Growing up, my biological father wasn’t as prevalent in my life as he should’ve been. We didn’t spend time together on Father’s Day, instead he got an art and crafts card and a phone call. He never came to my school to talk big to the kids picking on me, instead my mom was there to tell me to “give them big headed kids the middle finger”. He was never around to embarrass me by threatening any boy I had a crush on. Our relationship was nothing like what my friend’s had with their fathers and it certainly wasn’t like something out of “Full House”.
He lived in Ohio while I was growing up in Detroit. We didn’t talk much expect for when I would come down to visit family members who happened to live in his area. To be completely honest with you, I don’t remember much about my father other than the smell of his cologne and his height. He towered over me and whenever I was with him, he was my protector. But at this point in my life, I could probably walk right past him and not even know it.
I haven’t spoken to him since Sept 11th, 2001. My mother and I were living in NY. As soon as he caught wind of what happened in the city, he called everybody and my Grandma to find out if I was okay. It had been a while since I had talked to him, but just knowing I was thought of made me feel special. When he finally got a hold of me on the phone, he filled my head with empty promises of future visits and spending my summer with him.

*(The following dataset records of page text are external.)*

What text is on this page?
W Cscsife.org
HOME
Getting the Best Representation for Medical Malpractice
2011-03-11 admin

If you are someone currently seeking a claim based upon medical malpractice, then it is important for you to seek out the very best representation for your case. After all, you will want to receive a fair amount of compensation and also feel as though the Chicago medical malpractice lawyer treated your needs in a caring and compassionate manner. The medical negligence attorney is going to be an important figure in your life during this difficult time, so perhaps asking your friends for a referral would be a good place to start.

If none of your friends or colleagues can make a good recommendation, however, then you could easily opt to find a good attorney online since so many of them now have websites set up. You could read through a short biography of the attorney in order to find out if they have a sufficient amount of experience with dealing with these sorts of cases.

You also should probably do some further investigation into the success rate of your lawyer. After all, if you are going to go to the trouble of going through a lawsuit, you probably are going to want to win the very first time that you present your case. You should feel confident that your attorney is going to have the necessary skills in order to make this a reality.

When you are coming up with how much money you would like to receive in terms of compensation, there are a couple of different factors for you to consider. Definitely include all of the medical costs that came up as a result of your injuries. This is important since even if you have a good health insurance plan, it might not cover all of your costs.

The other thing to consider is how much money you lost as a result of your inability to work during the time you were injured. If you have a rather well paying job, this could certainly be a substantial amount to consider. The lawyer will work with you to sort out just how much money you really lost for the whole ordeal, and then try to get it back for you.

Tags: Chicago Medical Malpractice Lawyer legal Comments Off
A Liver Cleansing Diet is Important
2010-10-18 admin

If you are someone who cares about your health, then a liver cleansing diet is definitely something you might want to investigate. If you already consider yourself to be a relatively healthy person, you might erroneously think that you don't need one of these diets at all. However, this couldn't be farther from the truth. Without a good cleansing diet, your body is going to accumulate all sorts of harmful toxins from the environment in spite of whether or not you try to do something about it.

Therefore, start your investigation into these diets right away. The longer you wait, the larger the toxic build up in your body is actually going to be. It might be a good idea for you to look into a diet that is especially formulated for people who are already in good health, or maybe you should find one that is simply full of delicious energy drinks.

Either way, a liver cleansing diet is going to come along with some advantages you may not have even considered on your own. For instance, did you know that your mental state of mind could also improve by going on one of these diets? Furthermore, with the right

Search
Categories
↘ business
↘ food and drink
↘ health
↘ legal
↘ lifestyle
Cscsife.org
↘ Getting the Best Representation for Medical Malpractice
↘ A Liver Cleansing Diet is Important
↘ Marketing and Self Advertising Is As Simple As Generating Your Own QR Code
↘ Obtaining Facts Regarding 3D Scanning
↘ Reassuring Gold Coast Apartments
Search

As a kid, you don’t know any better. When the man who taught you the significance of a pinky promise says something, you believe that shit. You don’t realize that this promise, just like the other ones, is empty. You believe anything he tells you because well, why would he lie?
See, one of the things I actually remember about seeing my father is that we always had fun. ALWAYS. Whenever I would see him, he’d take me to Chuck E. Cheese, movies, Toys R Us and topped it off with a Happy Meal from Mc Donald’s to compensate for all the time he’d missed. (Remember when things were that simple?) I can remember sitting in his car at the end of our dates wondering when I was going to see him again. Wondering when we were going to have fun again. See, when you live in a household full of teachers, the lessons don’t end when you get home. So I was always eager to have a little fun.

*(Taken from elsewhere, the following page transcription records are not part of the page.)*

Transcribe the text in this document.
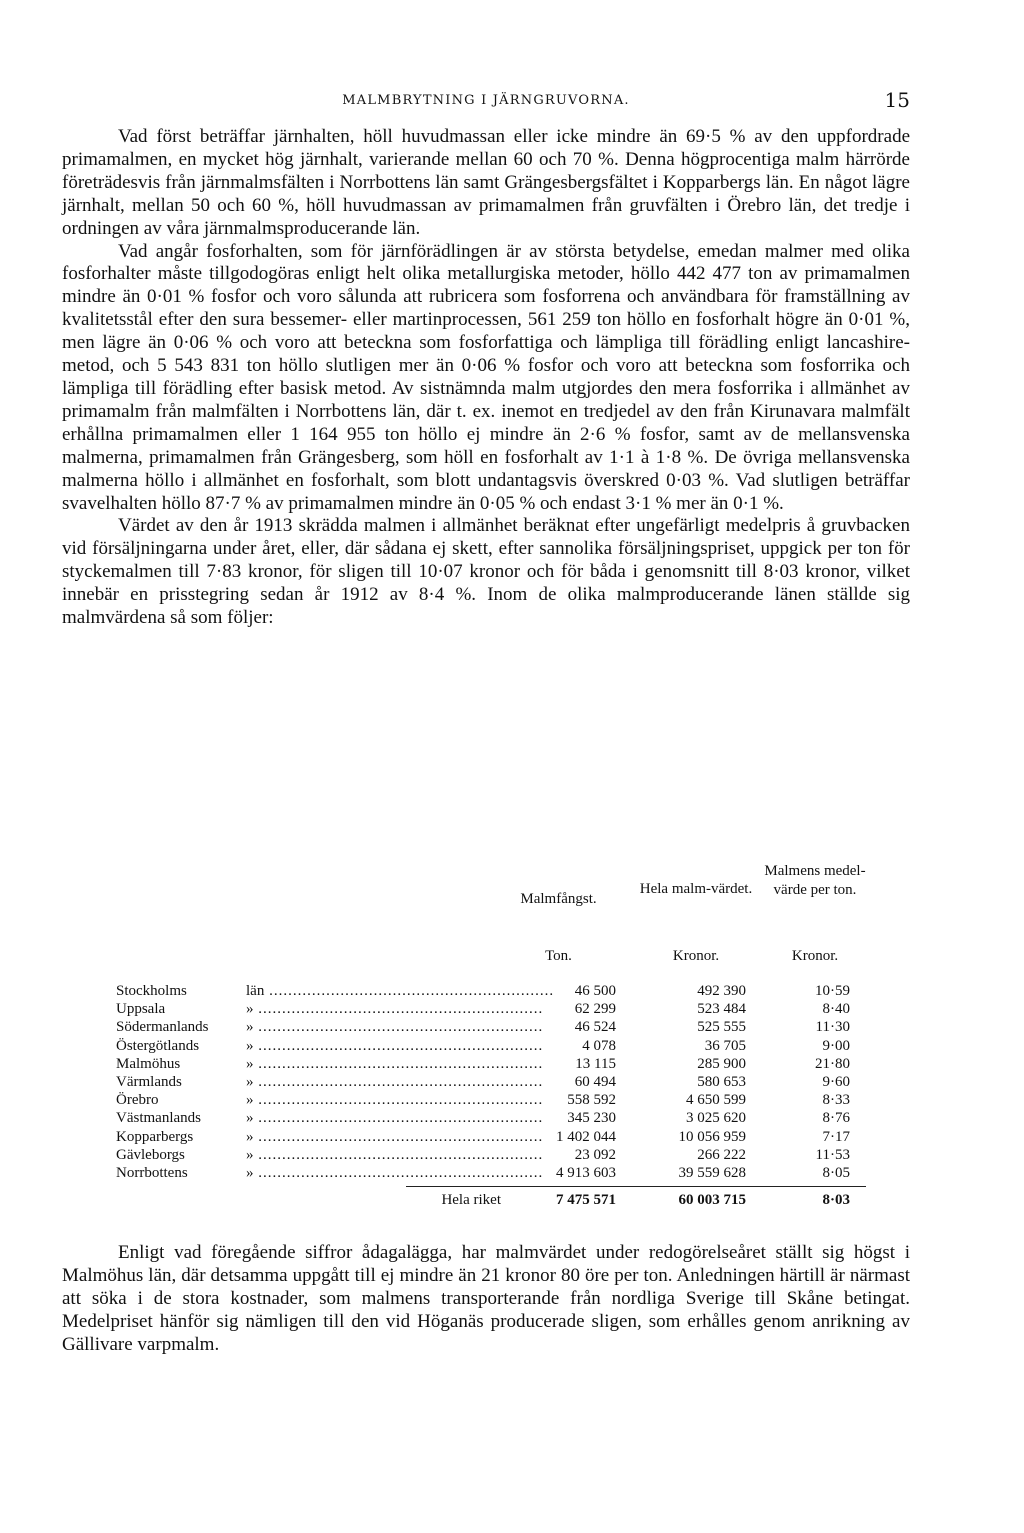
MALMBRYTNING I JÄRNGRUVORNA.	15

Vad först beträffar järnhalten, höll huvudmassan eller icke mindre än 69·5 % av den uppfordrade primamalmen, en mycket hög järnhalt, varierande mellan 60 och 70 %. Denna högprocentiga malm härrörde företrädesvis från järnmalmsfälten i Norrbottens län samt Grängesbergsfältet i Kopparbergs län. En något lägre järnhalt, mellan 50 och 60 %, höll huvudmassan av primamalmen från gruvfälten i Örebro län, det tredje i ordningen av våra järnmalmsproducerande län.

Vad angår fosforhalten, som för järnförädlingen är av största betydelse, emedan malmer med olika fosforhalter måste tillgodogöras enligt helt olika metallurgiska metoder, höllo 442 477 ton av primamalmen mindre än 0·01 % fosfor och voro sålunda att rubricera som fosforrena och användbara för framställning av kvalitetsstål efter den sura bessemer- eller martinprocessen, 561 259 ton höllo en fosforhalt högre än 0·01 %, men lägre än 0·06 % och voro att beteckna som fosforfattiga och lämpliga till förädling enligt lancashire-metod, och 5 543 831 ton höllo slutligen mer än 0·06 % fosfor och voro att beteckna som fosforrika och lämpliga till förädling efter basisk metod. Av sistnämnda malm utgjordes den mera fosforrika i allmänhet av primamalm från malmfälten i Norrbottens län, där t. ex. inemot en tredjedel av den från Kirunavara malmfält erhållna primamalmen eller 1 164 955 ton höllo ej mindre än 2·6 % fosfor, samt av de mellansvenska malmerna, primamalmen från Grängesberg, som höll en fosforhalt av 1·1 à 1·8 %. De övriga mellansvenska malmerna höllo i allmänhet en fosforhalt, som blott undantagsvis överskred 0·03 %. Vad slutligen beträffar svavelhalten höllo 87·7 % av primamalmen mindre än 0·05 % och endast 3·1 % mer än 0·1 %.

Värdet av den år 1913 skrädda malmen i allmänhet beräknat efter ungefärligt medelpris å gruvbacken vid försäljningarna under året, eller, där sådana ej skett, efter sannolika försäljningspriset, uppgick per ton för styckemalmen till 7·83 kronor, för sligen till 10·07 kronor och för båda i genomsnitt till 8·03 kronor, vilket innebär en prisstegring sedan år 1912 av 8·4 %. Inom de olika malmproducerande länen ställde sig malmvärdena så som följer:

Malmfångst.
Hela malm-värdet.
Malmens medel-värde per ton.
Ton.	Kronor.	Kronor.
Stockholms	län ............................................................	46 500	492 390	10·59
Uppsala	» ............................................................	62 299	523 484	8·40
Södermanlands	» ............................................................	46 524	525 555	11·30
Östergötlands	» ............................................................	4 078	36 705	9·00
Malmöhus	» ............................................................	13 115	285 900	21·80
Värmlands	» ............................................................	60 494	580 653	9·60
Örebro	» ............................................................	558 592	4 650 599	8·33
Västmanlands	» ............................................................	345 230	3 025 620	8·76
Kopparbergs	» ............................................................ 1 402 044	10 056 959	7·17
Gävleborgs	» ............................................................	23 092	266 222	11·53
Norrbottens	» ............................................................ 4 913 603	39 559 628	8·05
Hela riket	7 475 571	60 003 715	8·03

Enligt vad föregående siffror ådagalägga, har malmvärdet under redogörelseåret ställt sig högst i Malmöhus län, där detsamma uppgått till ej mindre än 21 kronor 80 öre per ton. Anledningen härtill är närmast att söka i de stora kostnader, som malmens transporterande från nordliga Sverige till Skåne betingat. Medelpriset hänför sig nämligen till den vid Höganäs producerade sligen, som erhålles genom anrikning av Gällivare varpmalm.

I can remember when the visits started getting replaced with numerous presents on holidays. Barbies, beanie babies and anything I saw in the Toys R Us catalog, I got. After a while, the presents just didn’t cut it anymore. I wanted to see him, be around him, and have fun. I missed him. Soon the presents were replaced with phone calls filled with apologizes and “I’m going to see you soon, I promise”. December came and he missed Christmas. Two months later, my birthday came around and he missed that too. Eventually, he just started to miss everything.
As I got older and more aware of what I was missing out on with him, I remember asking my mom to help me reach out to him. The number she had for him was then disconnected so we hopped on Google. We searched his name in the Ohio area, some numbers came up but none of them connected me with him. That day, I left it alone and never brought him up again.
When I look back on my relationships (of any kind), I can’t help but think of how my father’s absence has influenced most of them.
The first guy I dated reminded me of him. He was tall, over protective, and a ball player at the most popular high school in the city. He didn’t fit the description of the type of guy I wanted (in my head) but what attracted me to him was his cologne. He smelled like just like the last memory I had of my father.
He’d fill my head with promises of all the things he was going to buy me when he made it to the NBA. He said was going to fill my closet with all the Baby Phat and jewelry box with all doorknockers I ever wanted and I believed every last word. I believed him not just because I was young and dumb, but because I needed everything he said to be true. My friends would tell me I needed to keep him around, even when he hit me in front of the entire projects. I convinced myself that I could make it work even when I found out about the mother of his newborn baby. See he made promises, I just knew was going to keep because he was different. He was everything my father wasn’t because he was actually around. Me and this “man of his word” lasted a whopping two weeks.
Sometimes, I think the absence of my father haunts me. I don’t trust people and I don’t make promises I know I can’t keep. In fact any promise I make, I take very seriously. But when I’m “in like/lust/love”, all of that goes out of the window. I do whatever I can to keep my “him of the moment” around because I know what it’s like being without. I remember what it’s like when those calls stop coming in and the promises seem more and more like fairy tales. I hate that feeling.
Now while I’ve always had strong male influences in my life (especially my stepfather), sometimes I can’t help but wonder what he’s doing. I wonder if he has more kids; maybe another wide eyed and sassy brown girl, who he’s doing right by. I wonder if he’s rich with a big house in Ohio or out the street. I wonder if he knows how old I am or that I finally graduated from college. Or that sometimes, I wonder what I did to make him stop calling. I wonder if he knows I still miss him.